How Long Is Too Long?

by Larry

So how long do you wear your jeans or slacks before washing, dry-cleaning, or replacing? Random anecdotal evidence, if these self-reports can be believed, suggests that the spectrum of wear till wash responses is wide. Some folks wash after every wearing and cannot imagine wearing pants (whether jeans, slacks, or other) more than once without cleaning them. Others, you guessed it, never wash and either do not worry about the issue at all or contend that washing ruins their jeans or slacks, and so simply keep wearing till too ragged, full of holes, or stiff with grime for further use. I suspect that cowboys on a range ride, chaperoning hundreds or thousands of cattle to market long distances away, did not bother too often with lathering bars of homemade soap up into rich suds and scouring the dirt out of their denim, at least not till the end of their drives. Can it be that different for sheep or beef cattle trail rides today?

My own between wash wearing seems to vary with how long till our next laundry day. My wife, Valerie, and I tend to take our big piles of cleaning to the local Laundromat about once a month, whether needed or not. If things get desperate in between, we can always rush over to Wal-Mart and buy more shirts, dungarees, underwear, and socks. Family hand-me-downs, birthday or Christmas gifts, and thrift store offerings can come in handily as well, often in the nick of time.

Experiments have been done on how long a wearing of jeans without washing affects bacterial buildup. Oddly enough, even many months of more or less continuous unwashed wearing results in no more bacteria than a couple weeks.


acid-washed denim (Wikipedia)
Quite old and young people, particularly, go in for the old jeans look. The more ancient one is, I suppose, the less one can be bothered. Yet among both young men and women trash jeans are sexy. Trust me.

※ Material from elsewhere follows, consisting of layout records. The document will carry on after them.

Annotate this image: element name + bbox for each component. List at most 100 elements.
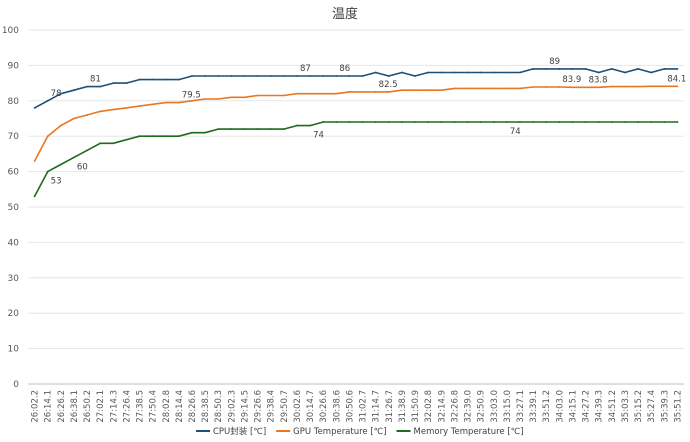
x-tick-label: 31:38.9 [398,390,408,423]
series-1-point [177,78,180,81]
series-1-point [243,75,246,77]
series-2-point [151,103,154,106]
series-2-point [296,92,298,95]
series-3-point [33,195,36,198]
series-2-point [624,85,626,88]
x-tick-label: 32:26.8 [450,390,460,423]
series-1-point [282,75,285,77]
x-tick-label: 27:14.3 [109,390,119,423]
series-2-point [33,160,36,162]
data-label: 87 [300,64,311,74]
series-3-point [361,121,364,123]
series-3-point [322,121,325,123]
series-1-point [401,71,403,74]
series-3-point [309,124,311,127]
series-3-point [125,138,128,141]
series-3-point [164,135,167,138]
series-3-point [191,131,193,134]
x-tick-label: 32:14.9 [437,390,447,423]
series-2-point [610,85,613,88]
series-3-point [427,121,430,123]
series-1-point [505,71,508,74]
x-tick-label: 31:02.7 [359,390,369,423]
x-tick-label: 28:14.4 [175,390,185,423]
x-tick-label: 29:38.4 [267,390,277,423]
x-tick-label: 27:02.1 [96,390,106,423]
series-1-point [309,75,311,77]
series-1-point [46,99,49,102]
series-3-point [217,128,220,131]
series-2-point [361,91,364,93]
data-label: 60 [77,162,88,172]
series-1-point [348,75,351,77]
series-3-point [466,121,469,123]
y-tick-label: 30 [8,274,20,284]
series-2-point [414,89,416,92]
data-label: 84.1 [667,74,686,84]
y-tick-label: 40 [8,238,20,248]
series-1-point [125,82,128,84]
data-labels: 78 81 87 86 89 79.5 82.5 83.9 83.8 84.1 53 60 74 74 [51,57,687,187]
x-tick-label: 26:02.2 [31,390,41,423]
series-3-point [532,121,535,123]
series-3-point [676,121,679,123]
series-1-point [99,85,102,88]
series-1-point [479,71,482,74]
series-1-point [387,75,390,77]
x-tick-label: 33:03.0 [490,390,500,423]
series-1-point [33,106,36,109]
series-2-point [112,108,115,111]
series-2-point [217,98,220,100]
x-tick-label: 27:38.5 [136,390,146,423]
gridlines [28,29,684,385]
series-2-point [138,105,141,108]
data-label: 74 [510,127,521,137]
series-1-point [492,71,495,74]
series-3-point [99,142,102,145]
y-axis: 0 10 20 30 40 50 60 70 80 90 100 [2,26,19,390]
series-3-point [86,149,88,152]
x-tick-label: 30:02.6 [293,390,303,423]
series-3-point [387,121,390,123]
series-line-2 [33,85,678,162]
series-line-1 [34,68,678,109]
series-2-point [401,89,403,92]
series-3-point [296,124,298,127]
series-1-point [427,71,430,74]
series-group [33,68,679,198]
y-tick-label: 70 [8,132,20,142]
x-tick-label: 29:26.6 [254,390,264,423]
x-tick-label: 26:38.1 [70,390,80,423]
series-1-point [296,75,298,77]
series-line-3 [33,121,678,197]
series-1-point [414,75,416,77]
x-tick-label: 33:15.0 [503,390,513,423]
data-label: 81 [90,75,101,85]
series-3-point [610,121,613,123]
series-2-point [204,98,207,100]
series-2-point [230,96,233,99]
series-1-point [610,68,613,70]
y-tick-label: 100 [2,26,19,36]
series-2-point [532,86,535,88]
series-2-point [427,89,430,92]
series-2-point [282,94,285,97]
series-2-point [387,91,390,93]
series-2-point [243,96,246,99]
x-tick-label: 33:27.1 [516,390,526,423]
x-tick-label: 29:14.5 [240,390,250,423]
data-label: 83.9 [562,75,581,85]
series-1-point [164,78,167,81]
series-1-point [440,71,443,74]
series-2-point [348,91,351,93]
x-tick-label: 35:27.4 [647,390,657,423]
x-tick-label: 31:14.7 [372,390,382,423]
x-tick-label: 30:38.6 [332,390,342,423]
x-tick-label: 27:50.4 [149,390,159,423]
series-2-point [256,94,259,97]
series-3-point [637,121,639,123]
y-tick-label: 90 [8,61,20,71]
series-2-point [453,87,456,90]
series-3-point [177,135,180,138]
x-tick-label: 28:26.6 [188,390,198,423]
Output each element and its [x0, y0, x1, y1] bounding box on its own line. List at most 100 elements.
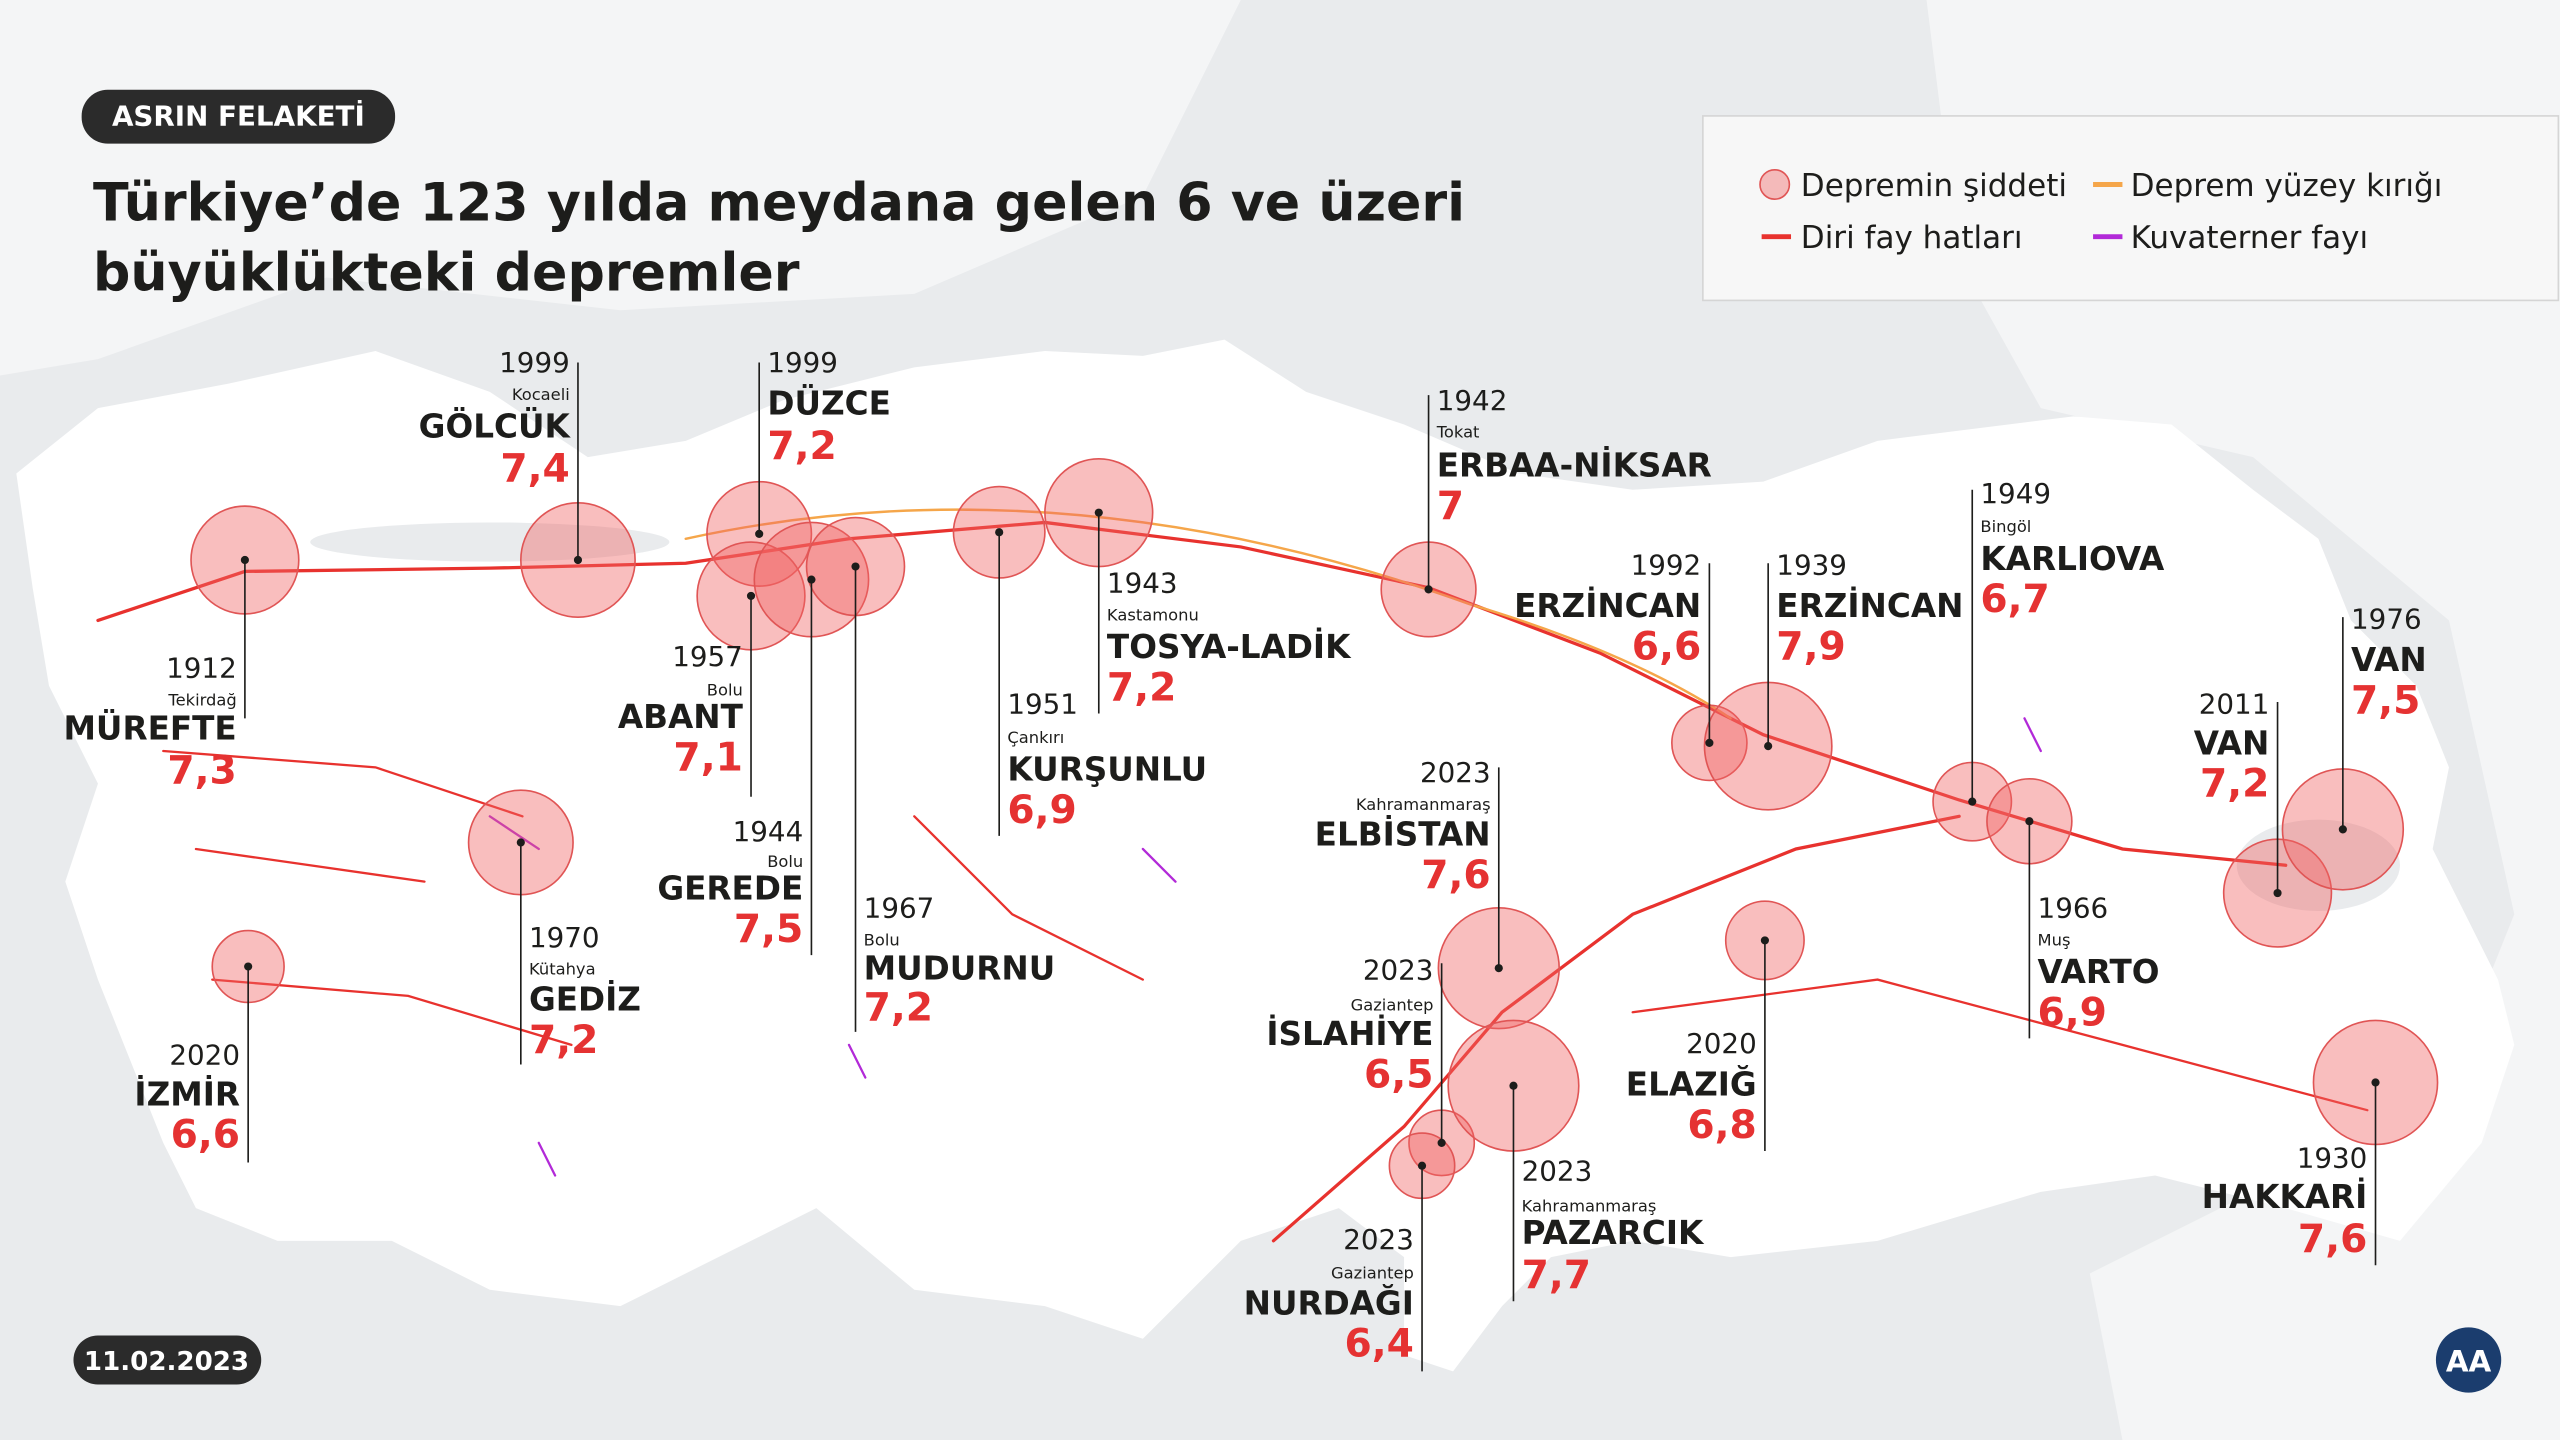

A Google search reveals that the average for between washings wearing of jeans is 13 days, but this figure combines gender responses. If only men's habits are reviewed, it's definitely longer. "A month or two" were typical responses from the guys.

As with our skills as drivers and lovers, most people think they are above average in this regard but that other people are not quite as wonderful as they are. They are thus a bit more intolerant of others' tendencies to wear certain clothing items too long than of their own behavior.

What is a good way to tell if jeans really need to be washed? Well, if they have obvious stains (best not to ask of what, but one can imagine paint, sap, blood, oil, ink, grass clippings, chocolate, fecal matter, etc., depending on one's dominant activities) they may be getting close to their acceptable limit.

I think my wife prefers the nose test. However, this can be less than objective. We also think ourselves cleaner than average. Besides, if an article of clothing fails a nose test, the alternative is actually washing, not a desirable outcome. So we ourselves might find a "bit" of personal or jeans odor acceptable in our lower garments, even if less so for someone else's. Thus a solution may be to ask one's spouse, partner, or significant others(s) to "smell check" our jeans for us. If necessary their advice can always be ignored. In reality, though, this option is probably seldom used.

On his small Austin ranch, about 15 acres, my father used to wear pants for so long between washings that the crotch would tend to rip open, revealing too much as we were working on a new fenceline or whatever. That may be overdoing it just a little.